このことを考えると、麻生総理が、オバマ大統領に会った目的は何かと思ってしまう。単なる自己アピールと、自民党の外交手腕に関する広報活動に過ぎないのではないか。そのあたりを、メディアがぜひ取り上げて、本質を論じてほしいものだ。

2009年07月06日

我々が、目指す論理思考の強化は、言い換えれば、グローバル・スタンダードである標準的な思考様式を理解し、それらの“Why”を明確にして、実践に活用できるツールとして身に付けることにほかならない。

そして、日本的な思考様式にある、さまざまな知恵や考え方を、再編成すると、自ずから論理的な思考様式が確立できることを認識したい。論理的な思考様式は、西洋からの輸入品ではなく、我々の経験がそのベースとなるのである。この領域における日本の弱みは、判断業務におけるさまざまな知恵が、体系的に整理されていないことである。

では、今回は優先順位の“Why”について考えてみる。なぜ我々は優先順位をつける必要があるのか。それは当たり前のことであるが、限られた経営資源(人、モノ、カネ、時間、技術、情報、場所など)を有効活用するためである。

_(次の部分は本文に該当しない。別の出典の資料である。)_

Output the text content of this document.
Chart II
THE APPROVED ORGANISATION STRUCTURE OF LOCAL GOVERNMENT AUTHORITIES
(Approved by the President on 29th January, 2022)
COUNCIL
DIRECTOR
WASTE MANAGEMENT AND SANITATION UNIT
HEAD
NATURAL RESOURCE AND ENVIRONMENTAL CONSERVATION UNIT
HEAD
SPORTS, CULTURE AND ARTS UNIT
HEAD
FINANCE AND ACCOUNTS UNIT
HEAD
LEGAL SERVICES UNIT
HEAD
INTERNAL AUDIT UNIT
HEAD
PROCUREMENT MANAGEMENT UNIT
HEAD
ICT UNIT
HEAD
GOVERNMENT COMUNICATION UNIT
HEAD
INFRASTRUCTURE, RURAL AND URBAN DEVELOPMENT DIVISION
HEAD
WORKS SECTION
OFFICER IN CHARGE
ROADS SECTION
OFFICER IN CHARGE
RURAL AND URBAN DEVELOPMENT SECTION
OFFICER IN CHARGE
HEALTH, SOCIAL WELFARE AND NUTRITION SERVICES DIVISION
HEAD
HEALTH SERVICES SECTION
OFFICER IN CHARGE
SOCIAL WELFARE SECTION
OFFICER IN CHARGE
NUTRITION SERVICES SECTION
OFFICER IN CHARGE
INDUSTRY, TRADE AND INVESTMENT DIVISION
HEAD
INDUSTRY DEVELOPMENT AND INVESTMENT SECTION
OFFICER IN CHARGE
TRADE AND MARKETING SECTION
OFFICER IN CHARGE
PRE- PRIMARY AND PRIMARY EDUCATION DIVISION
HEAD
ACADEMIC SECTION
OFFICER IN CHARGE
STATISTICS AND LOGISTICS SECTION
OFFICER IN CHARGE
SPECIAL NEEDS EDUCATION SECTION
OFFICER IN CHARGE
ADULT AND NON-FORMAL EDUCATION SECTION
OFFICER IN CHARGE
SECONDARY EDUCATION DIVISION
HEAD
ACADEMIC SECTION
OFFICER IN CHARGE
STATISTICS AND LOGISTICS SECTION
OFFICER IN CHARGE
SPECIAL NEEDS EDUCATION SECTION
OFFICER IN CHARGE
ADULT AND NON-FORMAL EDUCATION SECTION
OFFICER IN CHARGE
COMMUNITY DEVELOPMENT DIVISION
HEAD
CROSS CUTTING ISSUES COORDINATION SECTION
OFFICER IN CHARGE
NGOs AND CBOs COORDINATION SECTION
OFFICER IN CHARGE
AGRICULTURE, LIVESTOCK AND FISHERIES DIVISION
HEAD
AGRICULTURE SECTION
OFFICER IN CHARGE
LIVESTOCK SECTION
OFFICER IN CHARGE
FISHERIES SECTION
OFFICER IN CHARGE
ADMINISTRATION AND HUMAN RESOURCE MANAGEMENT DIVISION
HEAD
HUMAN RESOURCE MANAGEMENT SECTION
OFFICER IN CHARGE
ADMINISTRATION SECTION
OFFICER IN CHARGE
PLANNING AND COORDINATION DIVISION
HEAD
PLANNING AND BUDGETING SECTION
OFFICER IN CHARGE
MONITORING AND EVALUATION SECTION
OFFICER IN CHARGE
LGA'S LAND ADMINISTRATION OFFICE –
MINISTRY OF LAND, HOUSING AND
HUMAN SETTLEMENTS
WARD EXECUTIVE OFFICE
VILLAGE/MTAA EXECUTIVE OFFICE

例えば、重要度や緊急度がともに低い案件を分析し、対応策を立案することは、必ずしも合理的とはいえない。

ここで、注意すべきことは、優先順位と意思決定とは区別して考える必要があることである。優先順位とは、直面する状況の中で複数の問題や課題があった場合、どれから手を付けるかの判断をするに過ぎない。これに対し、意思決定は、決定事項に対して、複数の選択肢を立案し、最適なものを選ぶという分析行為なのである。必要であれば、このようなことも充分に意識したい。